The question is, given only the information I assume we can get from Sakai (the Sakai username and the IP of the user), can we figure out what a user is allowed to do?
Ideally, it'd work like this:
- User logs into Sakai and starts Sakaibrary
- Sakaibrary takes username and IP address and queries some service to find out what this user has access to.
- User is presented with a list of possible search targets tailored to her own access.
- User does search, and we either again check the sources or maybe just the referrer to make sure she didn't hand-construct a query to sources she shouldn't be accessing.
The service to be queried is going to differ radically from campus to campus as ways of identifying sources and ways of authenticating/authorizing users vary; hence we should probably define this as a web service.
Web services for user search permissions / targets
What I'm envisioning is a web service that takes search information and returns a set of searchable targets in a common format. The search information may include things like keyword or category, but would certainly have to include username and IP.

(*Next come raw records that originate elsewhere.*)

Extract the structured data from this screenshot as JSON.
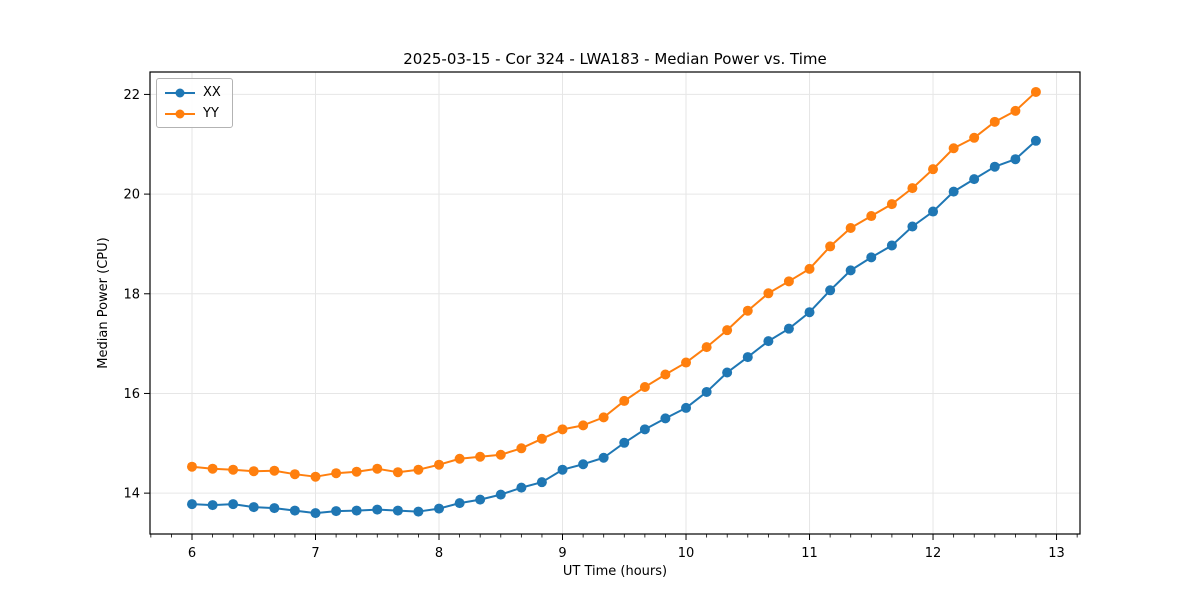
{
  "chart_data": {
    "type": "line",
    "title": "2025-03-15 - Cor 324 - LWA183 - Median Power vs. Time",
    "xlabel": "UT Time (hours)",
    "ylabel": "Median Power (CPU)",
    "xlim": [
      5.66,
      13.19
    ],
    "ylim": [
      13.18,
      22.45
    ],
    "xticks": [
      6,
      7,
      8,
      9,
      10,
      11,
      12,
      13
    ],
    "yticks": [
      14,
      16,
      18,
      20,
      22
    ],
    "x_minor_tick_step": 0.16667,
    "grid": true,
    "grid_color": "#e6e6e6",
    "legend_position": "upper left",
    "marker": "circle",
    "x": [
      6,
      6.167,
      6.333,
      6.5,
      6.667,
      6.833,
      7,
      7.167,
      7.333,
      7.5,
      7.667,
      7.833,
      8,
      8.167,
      8.333,
      8.5,
      8.667,
      8.833,
      9,
      9.167,
      9.333,
      9.5,
      9.667,
      9.833,
      10,
      10.167,
      10.333,
      10.5,
      10.667,
      10.833,
      11,
      11.167,
      11.333,
      11.5,
      11.667,
      11.833,
      12,
      12.167,
      12.333,
      12.5,
      12.667,
      12.833
    ],
    "series": [
      {
        "name": "XX",
        "color": "#1f77b4",
        "values": [
          13.78,
          13.76,
          13.78,
          13.72,
          13.7,
          13.65,
          13.6,
          13.64,
          13.65,
          13.67,
          13.65,
          13.63,
          13.69,
          13.8,
          13.87,
          13.97,
          14.11,
          14.22,
          14.47,
          14.58,
          14.71,
          15.01,
          15.28,
          15.5,
          15.71,
          16.03,
          16.42,
          16.73,
          17.05,
          17.3,
          17.63,
          18.07,
          18.47,
          18.73,
          18.97,
          19.35,
          19.65,
          20.05,
          20.3,
          20.55,
          20.7,
          21.07
        ]
      },
      {
        "name": "YY",
        "color": "#ff7f0e",
        "values": [
          14.53,
          14.49,
          14.47,
          14.44,
          14.45,
          14.38,
          14.33,
          14.4,
          14.43,
          14.49,
          14.42,
          14.47,
          14.57,
          14.69,
          14.73,
          14.77,
          14.9,
          15.09,
          15.28,
          15.36,
          15.52,
          15.85,
          16.13,
          16.38,
          16.62,
          16.93,
          17.27,
          17.66,
          18.01,
          18.25,
          18.5,
          18.95,
          19.32,
          19.56,
          19.8,
          20.12,
          20.5,
          20.92,
          21.13,
          21.45,
          21.67,
          22.05
        ]
      }
    ]
  }
}
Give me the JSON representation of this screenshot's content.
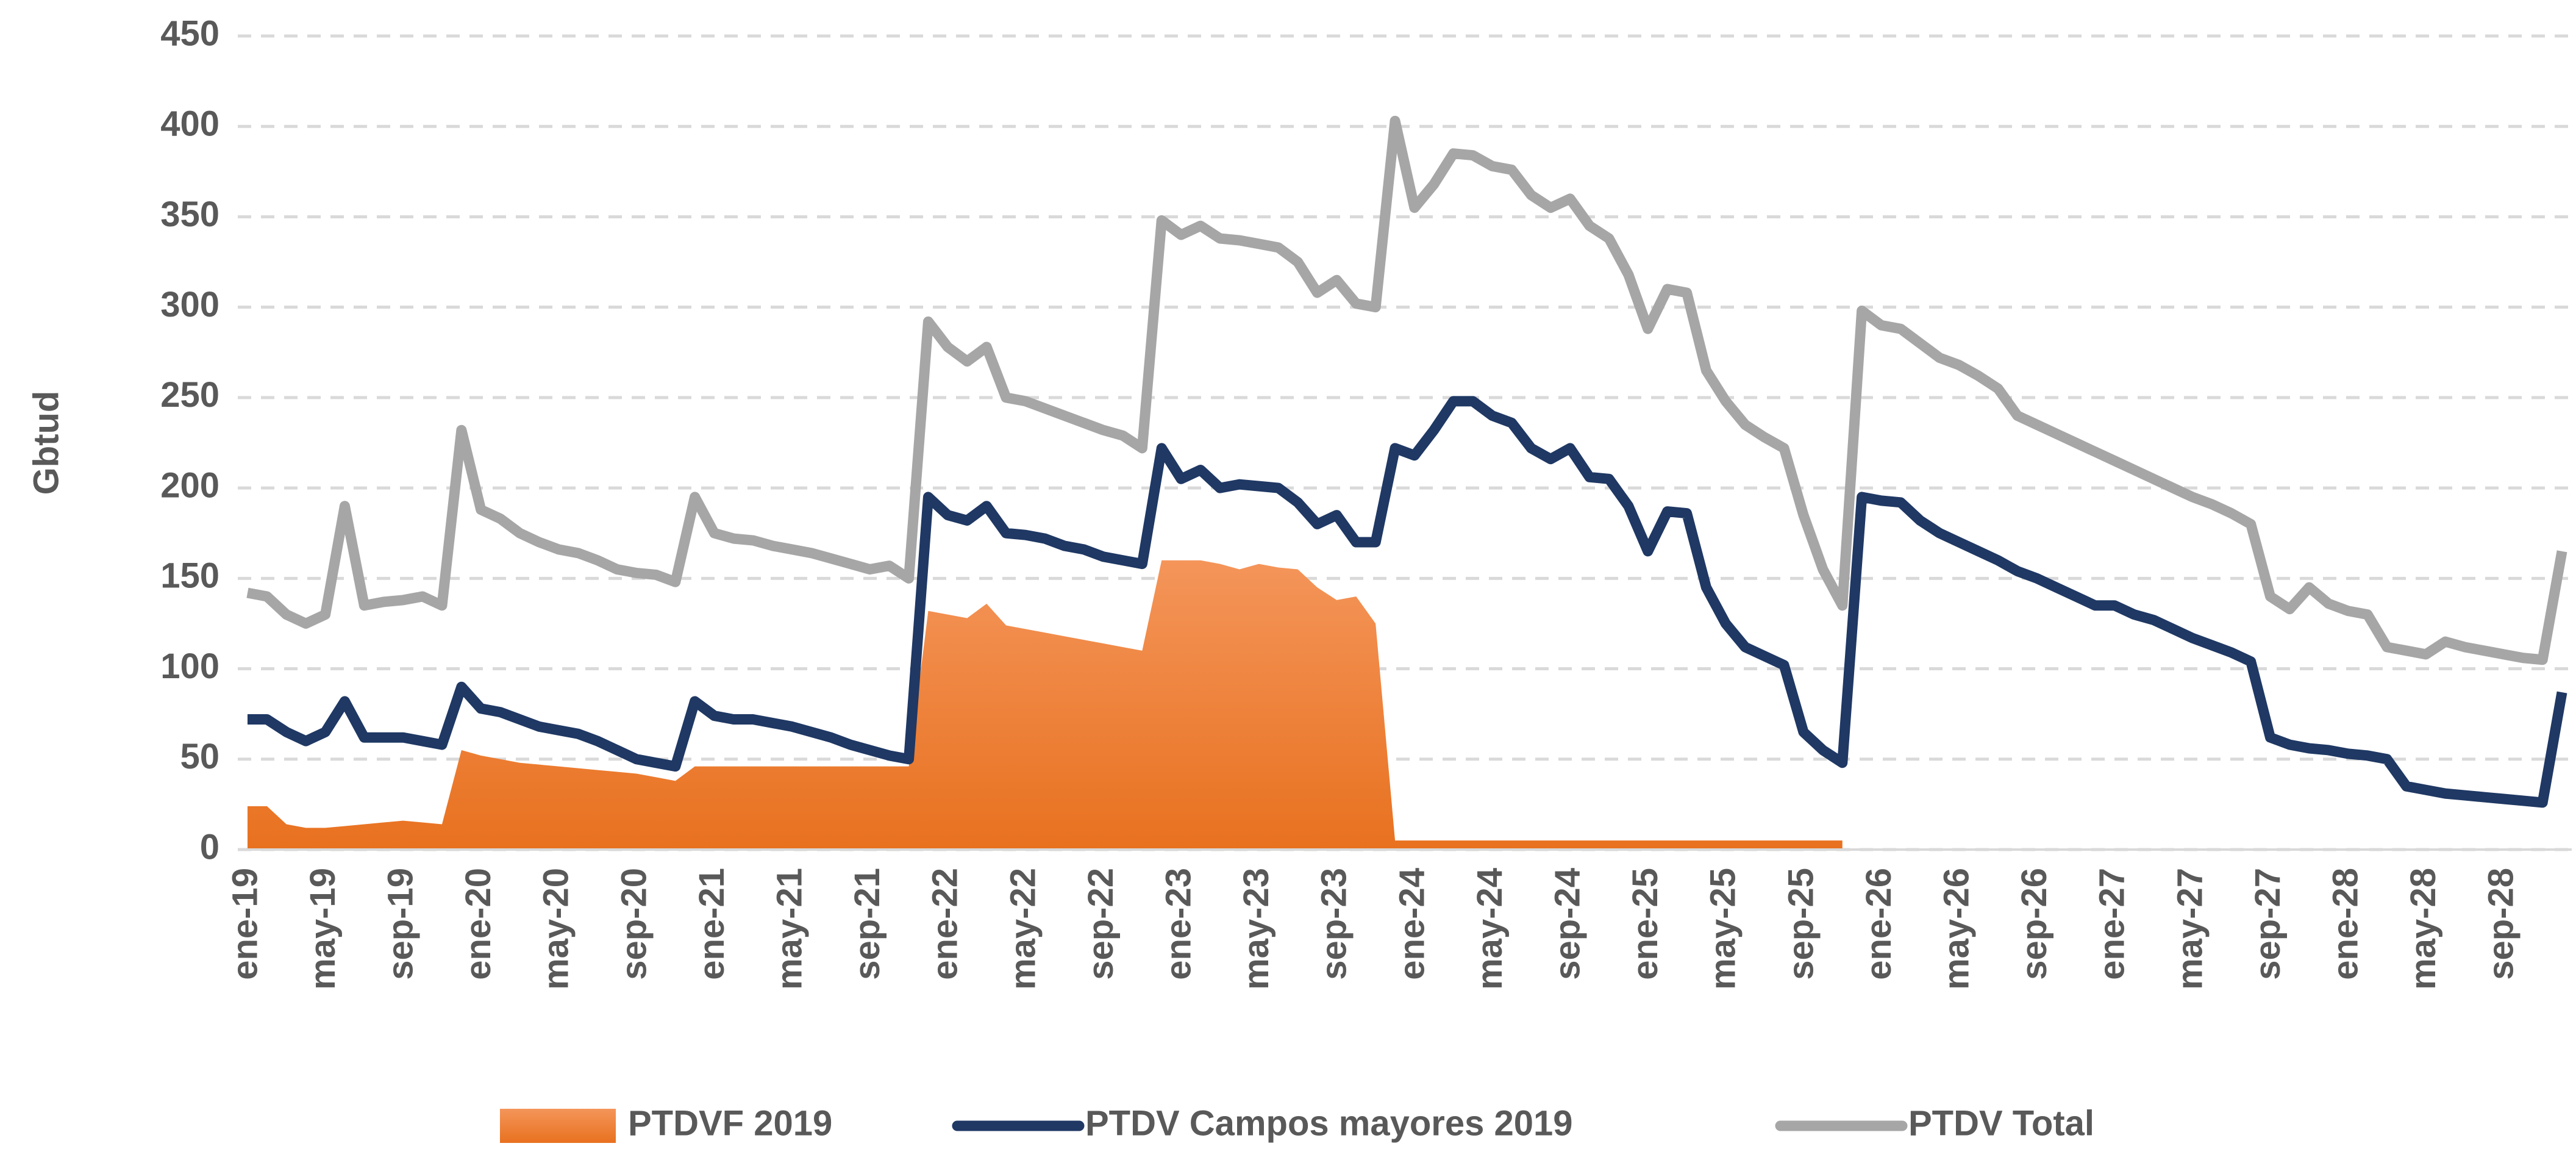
{
  "chart_data": {
    "type": "line",
    "y_label": "Gbtud",
    "categories": [
      "ene-19",
      null,
      null,
      null,
      "may-19",
      null,
      null,
      null,
      "sep-19",
      null,
      null,
      null,
      "ene-20",
      null,
      null,
      null,
      "may-20",
      null,
      null,
      null,
      "sep-20",
      null,
      null,
      null,
      "ene-21",
      null,
      null,
      null,
      "may-21",
      null,
      null,
      null,
      "sep-21",
      null,
      null,
      null,
      "ene-22",
      null,
      null,
      null,
      "may-22",
      null,
      null,
      null,
      "sep-22",
      null,
      null,
      null,
      "ene-23",
      null,
      null,
      null,
      "may-23",
      null,
      null,
      null,
      "sep-23",
      null,
      null,
      null,
      "ene-24",
      null,
      null,
      null,
      "may-24",
      null,
      null,
      null,
      "sep-24",
      null,
      null,
      null,
      "ene-25",
      null,
      null,
      null,
      "may-25",
      null,
      null,
      null,
      "sep-25",
      null,
      null,
      null,
      "ene-26",
      null,
      null,
      null,
      "may-26",
      null,
      null,
      null,
      "sep-26",
      null,
      null,
      null,
      "ene-27",
      null,
      null,
      null,
      "may-27",
      null,
      null,
      null,
      "sep-27",
      null,
      null,
      null,
      "ene-28",
      null,
      null,
      null,
      "may-28",
      null,
      null,
      null,
      "sep-28",
      null,
      null,
      null
    ],
    "series": [
      {
        "name": "PTDVF 2019",
        "kind": "area",
        "color": "#ed7d31",
        "values": [
          24,
          24,
          14,
          12,
          12,
          13,
          14,
          15,
          16,
          15,
          14,
          55,
          52,
          50,
          48,
          47,
          46,
          45,
          44,
          43,
          42,
          40,
          38,
          46,
          46,
          46,
          46,
          46,
          46,
          46,
          46,
          46,
          46,
          46,
          46,
          132,
          130,
          128,
          136,
          124,
          122,
          120,
          118,
          116,
          114,
          112,
          110,
          160,
          160,
          160,
          158,
          155,
          158,
          156,
          155,
          145,
          138,
          140,
          125,
          5,
          5,
          5,
          5,
          5,
          5,
          5,
          5,
          5,
          5,
          5,
          5,
          5,
          5,
          5,
          5,
          5,
          5,
          5,
          5,
          5,
          5,
          5,
          5,
          null,
          null,
          null,
          null,
          null,
          null,
          null,
          null,
          null,
          null,
          null,
          null,
          null,
          null,
          null,
          null,
          null,
          null,
          null,
          null,
          null,
          null,
          null,
          null,
          null,
          null,
          null,
          null,
          null,
          null,
          null,
          null,
          null,
          null,
          null,
          null,
          null
        ]
      },
      {
        "name": "PTDV Campos mayores 2019",
        "kind": "line",
        "color": "#1f3864",
        "values": [
          72,
          72,
          65,
          60,
          65,
          82,
          62,
          62,
          62,
          60,
          58,
          90,
          78,
          76,
          72,
          68,
          66,
          64,
          60,
          55,
          50,
          48,
          46,
          82,
          74,
          72,
          72,
          70,
          68,
          65,
          62,
          58,
          55,
          52,
          50,
          195,
          185,
          182,
          190,
          175,
          174,
          172,
          168,
          166,
          162,
          160,
          158,
          222,
          205,
          210,
          200,
          202,
          201,
          200,
          192,
          180,
          185,
          170,
          170,
          222,
          218,
          232,
          248,
          248,
          240,
          236,
          222,
          216,
          222,
          206,
          205,
          190,
          165,
          187,
          186,
          145,
          125,
          112,
          107,
          102,
          65,
          55,
          48,
          195,
          193,
          192,
          182,
          175,
          170,
          165,
          160,
          154,
          150,
          145,
          140,
          135,
          135,
          130,
          127,
          122,
          117,
          113,
          109,
          104,
          62,
          58,
          56,
          55,
          53,
          52,
          50,
          35,
          33,
          31,
          30,
          29,
          28,
          27,
          26,
          87
        ]
      },
      {
        "name": "PTDV Total",
        "kind": "line",
        "color": "#a6a6a6",
        "values": [
          142,
          140,
          130,
          125,
          130,
          190,
          135,
          137,
          138,
          140,
          135,
          232,
          188,
          183,
          175,
          170,
          166,
          164,
          160,
          155,
          153,
          152,
          148,
          195,
          175,
          172,
          171,
          168,
          166,
          164,
          161,
          158,
          155,
          157,
          150,
          292,
          278,
          270,
          278,
          250,
          248,
          244,
          240,
          236,
          232,
          229,
          222,
          348,
          340,
          345,
          338,
          337,
          335,
          333,
          325,
          308,
          315,
          302,
          300,
          403,
          355,
          368,
          385,
          384,
          378,
          376,
          362,
          355,
          360,
          345,
          338,
          318,
          288,
          310,
          308,
          265,
          248,
          235,
          228,
          222,
          185,
          155,
          135,
          298,
          290,
          288,
          280,
          272,
          268,
          262,
          255,
          240,
          235,
          230,
          225,
          220,
          215,
          210,
          205,
          200,
          195,
          191,
          186,
          180,
          140,
          133,
          145,
          136,
          132,
          130,
          112,
          110,
          108,
          115,
          112,
          110,
          108,
          106,
          105,
          165
        ]
      }
    ],
    "ylim": [
      0,
      450
    ],
    "yticks": [
      0,
      50,
      100,
      150,
      200,
      250,
      300,
      350,
      400,
      450
    ],
    "grid": true,
    "legend": "bottom"
  }
}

The return value would be a list of keys that uniquely identify search targets. Sakaibrary could then query for the full information associated with each search target, or (more likely) consult a local cache of that information to build up categories, choice lists, etc.
A default super-user (root, the emtpy username, whatever) could be used to indicate that permissions should be denied. In this mode, we'll simply get back a list of search targets that can be accessed by some user, useful for building up the aforementioned local cache.